As the Mazotos ship wreck 2016 excavation project runs day by day, this breath taking merchant ship lying in silence for at least two and a half millenia, keeps revealing its secrets triggering the enthusiasm and agony to all participants of this well organised project by the University of Cyprus Research Centre-MareLAB, and the Nautical Archaeological Society.
The feeling of diving to 45m and the sight of at least 800 Chian amphorae lying, intact at their original position, or smashed in pieces, as they were packed up for the long and grinding journey from the Aegean towards the East Mediterranean, is like entering a time capsule piercing shivers to all participant divers while they are descending to approach it in order to accomplish their tasks.
Bottom time is very restrictive to achieve productive work, as sometimes the 20 minutes won’t last to complete all tasks planned on the surface. Where parameters like nitrogen narcosis that affects most divers (sometimes not even realising it) along with low visibility conditions due to bottom sandstorms, make the job more complex.
All procedures are now pretty much standardised for all three teams, one at the Bow and two for the west side trenches in the middle of the ship, team A and team B. Procedures include mostly confirmations of the position and tagging according to last excavation periods, photo documentation of each artefact separately as well as the whole trench. Carefully excavating with the air-lift, tagging new revealed amphorae and recovering some to the surface for further documentation and investigation.

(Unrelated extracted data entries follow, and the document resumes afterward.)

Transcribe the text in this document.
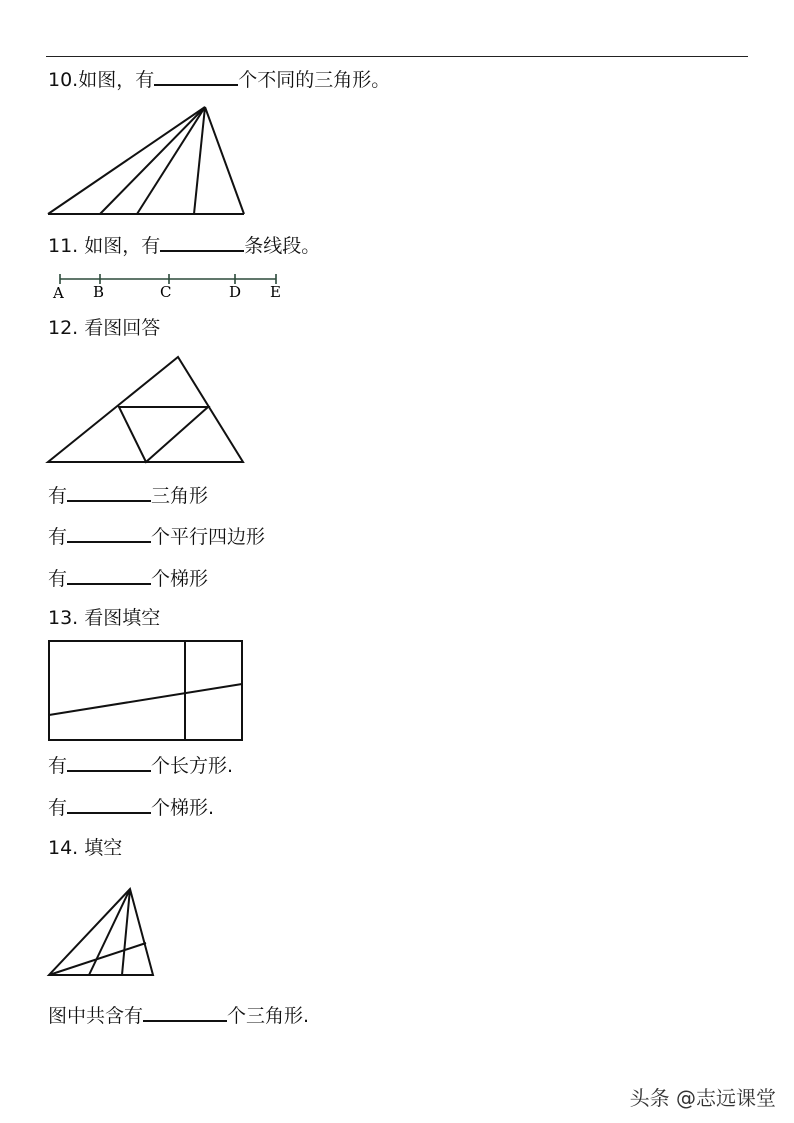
10.如图，有	个不同的三角形。
11. 如图，有	条线段。
A B	C	D E
12. 看图回答
有	三角形
有	个平行四边形
有	个梯形
13. 看图填空
有	个长方形.
有	个梯形.
14. 填空
图中共含有	个三角形.
头条 @志远课堂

From the beginning of this year’s excavation I am assigned in team B, feeling honoured and lucky at the same time because our trench has the highest concentration of amphorae. Today my team was assign to clear the top level of loose amphorae from the trench in order to continue with the excavation process with the air lift, in turn making it more efficient.
First dive group of the team was Costas Mardacoftas and Christos Iliades who manage to carefully remove large pieces of broken amphorae to the storage pit next to our trench in order to be recovered to surface on an another scheduled dive. They also brought to surface a couple of pieces from our trench which they were later photo documented and prepared by the field conservator Konstantina for the desalination process that will last about a year. Dive two for our team saw me and Robert excavating our area in trench B where we revealed glimpses of more amphorae, whether they are whole or not we do not know – we will need to excavate more to find out!
Class sessions in the evening were carried out by the chief conservator of the Cyprus department of Antiquities, Eleni Loizides. She explained to the audience the process of desalination and the complexity of dealing with different surviving materials that had been recovered from an underwater environment, like wood, metal and ceramic. Later it was Irinis Katsouri’s turn to give us an introduction of how artefacts get orientated and georeferenced into a 3D model with the help of the site point cloud resulted from photogrammetry by the team surveyors. Last to speak was Dr. Dimitrios Skarlatos who presented iMareCulture, an H2020 project about underwater VR museums (www.imareculure.eu).
Day by day, this time capsule keeps revealing more artefacts and more clues that would help the investigation of this 2500-year riddle. My enthusiasm can’t be described and I am definitely coming back after this field school ends to continue with this investigation.